Le MIDEM revendique le leadership sur la scène internationale. Pourquoi l’aspect institutionnel n’est pas davantage exploité afin que les décideurs viennent aussi dans une démarche de lobbying ?

Alexandre Deniot : Le MIDEM est aussi un lieu où se tiennent les discussions pour faire évoluer le marché. Nous travaillons beaucoup sur cet aspect. Cela fait maintenant plusieurs années que la Commission Européenne est très visible, avec la participation de parlementaires. Les sujets politiques sont largement abordés durant le Copyright Summit, et nous accueillons également la Ministre de la Culture.

Delphine Grospiron : Il est aussi important de souligner que le MIDEM est aussi un lieu d’annonces. De nombreux rapports et études exclusifs y sont présentés, des décisions marquantes y sont prises et annoncées. C’est d’ailleurs au Midem que Françoise Nyssen, Ministre de la Culture, a relancé le projet de Maison commun aux acteurs de la filière musicale française et annoncé une mission sur le sujet. C’est aussi au Midem qu’a été lancé le European Music Export Exchange Network (EMEE), l’association pan-Européenne réunissant plus de 20 bureaux export de la musique.

Compte tenu de toutes les discussions au niveau européen et international, l’on pourrait s’attendre à ce que le Midem soit une référence dans les discussions entre les acteurs, et notamment avec les plateformes. Le MIPCOM et le MIPTV s’orientent clairement en ce sens, avec des keynotes de Facebook ou de Snap en 2017…

Alexandre Deniot : Le Midem a en fait été pionnier dans le lancement d’un dialogue entre les acteurs de la filière musicale et les géants du digital. Dès 2000, nous avions dédié une conférence sur le futur de la musique digitale. iTunes avait été présenté au Midem de 2004. Cette année, cet axe fait bien sûr plus que jamais partie de nos priorités, comme le témoigne nos dernières annonces autour du lancement d’un sommet dédié sur les enjeux du streaming aujourd’hui et demain et de la première prise de parole du PDG de Rhapsody Int’l–Napster dans le cadre d’une conférence internationale.
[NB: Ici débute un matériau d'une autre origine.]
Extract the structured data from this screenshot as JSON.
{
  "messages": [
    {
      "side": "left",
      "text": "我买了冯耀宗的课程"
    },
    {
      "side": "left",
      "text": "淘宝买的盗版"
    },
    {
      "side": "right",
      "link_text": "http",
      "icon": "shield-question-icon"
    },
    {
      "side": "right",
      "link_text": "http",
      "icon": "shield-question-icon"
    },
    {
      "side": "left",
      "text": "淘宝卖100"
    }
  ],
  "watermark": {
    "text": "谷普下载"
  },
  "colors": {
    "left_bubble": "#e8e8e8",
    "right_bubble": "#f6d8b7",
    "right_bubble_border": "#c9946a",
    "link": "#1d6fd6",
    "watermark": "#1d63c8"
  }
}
D’autres plateformes vont également être prochainement annoncées… Cela fait évidemment de nos priorités que les plateformes prennent la parole au Midem puisqu’elles jouent un rôle prépondérant dans la circulation de la musique et dans l’écosystème.

« Nous enregistrons une nette reprise de l’activité notamment portée par notre positionnement au niveau international »
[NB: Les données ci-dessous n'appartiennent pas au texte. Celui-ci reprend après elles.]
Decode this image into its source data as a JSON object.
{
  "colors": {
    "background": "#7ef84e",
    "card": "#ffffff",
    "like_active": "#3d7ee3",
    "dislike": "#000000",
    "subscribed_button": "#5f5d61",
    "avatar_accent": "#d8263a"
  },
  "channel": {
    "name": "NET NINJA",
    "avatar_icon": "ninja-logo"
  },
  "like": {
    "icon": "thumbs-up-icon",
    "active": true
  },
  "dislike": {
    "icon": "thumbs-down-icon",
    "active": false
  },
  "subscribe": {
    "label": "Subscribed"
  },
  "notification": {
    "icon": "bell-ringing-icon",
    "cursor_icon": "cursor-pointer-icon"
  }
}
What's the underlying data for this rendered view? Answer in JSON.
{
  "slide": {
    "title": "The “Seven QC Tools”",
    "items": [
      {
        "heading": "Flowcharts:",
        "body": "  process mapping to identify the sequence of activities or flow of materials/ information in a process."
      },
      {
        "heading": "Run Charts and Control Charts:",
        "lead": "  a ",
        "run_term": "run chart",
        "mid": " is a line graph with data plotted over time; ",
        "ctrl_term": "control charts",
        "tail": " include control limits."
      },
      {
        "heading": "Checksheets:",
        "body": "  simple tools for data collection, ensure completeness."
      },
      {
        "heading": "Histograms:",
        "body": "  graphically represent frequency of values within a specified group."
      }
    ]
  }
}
Parlons du modèle économique du Midem. En 2016, les recettes issues du sponsoring et des accréditations représentaient 50% du chiffre d’affaires de l’évènement et les locations de stands la part restante. Le Midem est-t-il sur une dynamique de reprise avec plusieurs années de repli ? Et la croissance de la fréquentation n’est-elle pas votre priorité absolue en tant que nouveau directeur ?

A l’instar de l’industrie de la musique, nous enregistrons une nette reprise de l’activité notamment portée par notre positionnement au niveau international avec plus de 80 pays présents et l’arrivée chaque année de nouveaux venus. Le modèle économique du Midem repose sur des recettes propres et il faut bien sûr faire en sorte qu’elles se développent. Nous avons des projets et une vision sur le long terme pour le Midem. Nous sommes là pour continuer de faire croître l’évènement. Nous rassemblons la communauté mondiale de la musique et apporté de la valeur à ses membres est notre priorité absolue. Pour cela nous développons un programme adapté, basé sur quatre piliers principaux : Artiste & créativité, Inspiration, Innovation et Networking.
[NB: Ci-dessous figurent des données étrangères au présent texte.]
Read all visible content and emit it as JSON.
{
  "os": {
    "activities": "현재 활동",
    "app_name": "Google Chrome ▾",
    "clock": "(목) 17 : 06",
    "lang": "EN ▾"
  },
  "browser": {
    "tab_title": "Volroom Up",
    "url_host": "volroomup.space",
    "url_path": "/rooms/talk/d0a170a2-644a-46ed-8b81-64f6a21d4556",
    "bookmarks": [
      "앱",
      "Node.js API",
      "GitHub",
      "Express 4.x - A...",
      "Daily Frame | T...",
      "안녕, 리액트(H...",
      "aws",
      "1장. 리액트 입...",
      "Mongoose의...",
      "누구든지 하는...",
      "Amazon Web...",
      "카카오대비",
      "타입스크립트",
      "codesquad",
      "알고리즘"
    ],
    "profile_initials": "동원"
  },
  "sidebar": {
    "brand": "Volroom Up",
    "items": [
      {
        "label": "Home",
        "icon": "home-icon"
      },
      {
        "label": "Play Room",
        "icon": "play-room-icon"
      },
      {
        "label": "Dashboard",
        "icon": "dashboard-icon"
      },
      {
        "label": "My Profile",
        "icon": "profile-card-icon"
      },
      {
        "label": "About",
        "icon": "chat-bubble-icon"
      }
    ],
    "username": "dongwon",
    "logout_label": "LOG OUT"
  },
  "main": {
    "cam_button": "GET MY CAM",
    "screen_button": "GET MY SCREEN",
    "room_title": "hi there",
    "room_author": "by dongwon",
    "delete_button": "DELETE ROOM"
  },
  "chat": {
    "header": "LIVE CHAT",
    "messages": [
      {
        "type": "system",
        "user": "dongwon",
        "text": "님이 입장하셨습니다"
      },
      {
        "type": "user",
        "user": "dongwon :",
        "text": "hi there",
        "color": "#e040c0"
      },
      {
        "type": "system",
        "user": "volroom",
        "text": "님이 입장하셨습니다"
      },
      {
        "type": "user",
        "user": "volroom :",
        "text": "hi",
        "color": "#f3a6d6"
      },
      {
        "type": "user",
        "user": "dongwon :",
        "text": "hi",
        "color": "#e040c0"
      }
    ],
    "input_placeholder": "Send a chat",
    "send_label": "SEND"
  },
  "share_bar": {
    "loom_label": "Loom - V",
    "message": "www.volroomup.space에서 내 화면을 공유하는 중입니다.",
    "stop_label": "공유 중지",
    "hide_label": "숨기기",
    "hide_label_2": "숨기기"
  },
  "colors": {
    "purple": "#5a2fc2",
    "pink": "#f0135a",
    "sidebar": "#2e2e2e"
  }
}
Pouvez-vous résumer les principales innovations attendues pour l’édition 2018 ?

Alexandre Deniot : Les nouveaux « summit » sont au cœur des innovations de cette année. Outre le Live Summit, nous lançons sur un focus un sur les marchés à fort potentiel avec un Midem African Forum cette année. Nous avons à cœur d’apporter une valeur ajoutée au moyen des services proposés, que nous voulons utiles, pratiques et pertinents. Nous mettons aussi l’artiste beaucoup plus au centre, pas simplement au travers des concerts, mais aussi dans le cadre d’initiatives très concrètes comme le 1er Songwriting Camp. Autre projet d’accompagnement des artistes : le Talent Export Programme qui a pour objectif de présenter, dans un format court et percutant, des artistes jugés « priorité export ».

« Une réflexion en cours pour le lancement d’un « Midem AFRICA »

Les formats du MIPTV et le MIPCOM ont été dupliqués à l’étranger avec le MIPChina en 2013 et le MIPCancun en 2017. L’organisation d’un « MIDEM African Forum » cette année préfigure-t-elle la création d’un évènement sous la marque Midem à l’étranger, éventuellement sur le continent africain ?

Alexandre Deniot : Notre objectif est vraiment d’accompagner la structuration des marchés à fort potentiel et la professionnalisation des différents acteurs avec des programmes dédiés. Pour préparer le Midem African Forum, nous nous sommes rendus en Afrique du Sud, au Nigéria, en Côte d’Ivoire ou encore au Congo-Brazaville. Nous n’essayons pas de surfer sur une tendance mais souhaitons vraiment être utile à la communauté de la musique en Afrique. Une réflexion est donc en cours sur le lancement d’un « Midem AFRICA » dans les années à venir.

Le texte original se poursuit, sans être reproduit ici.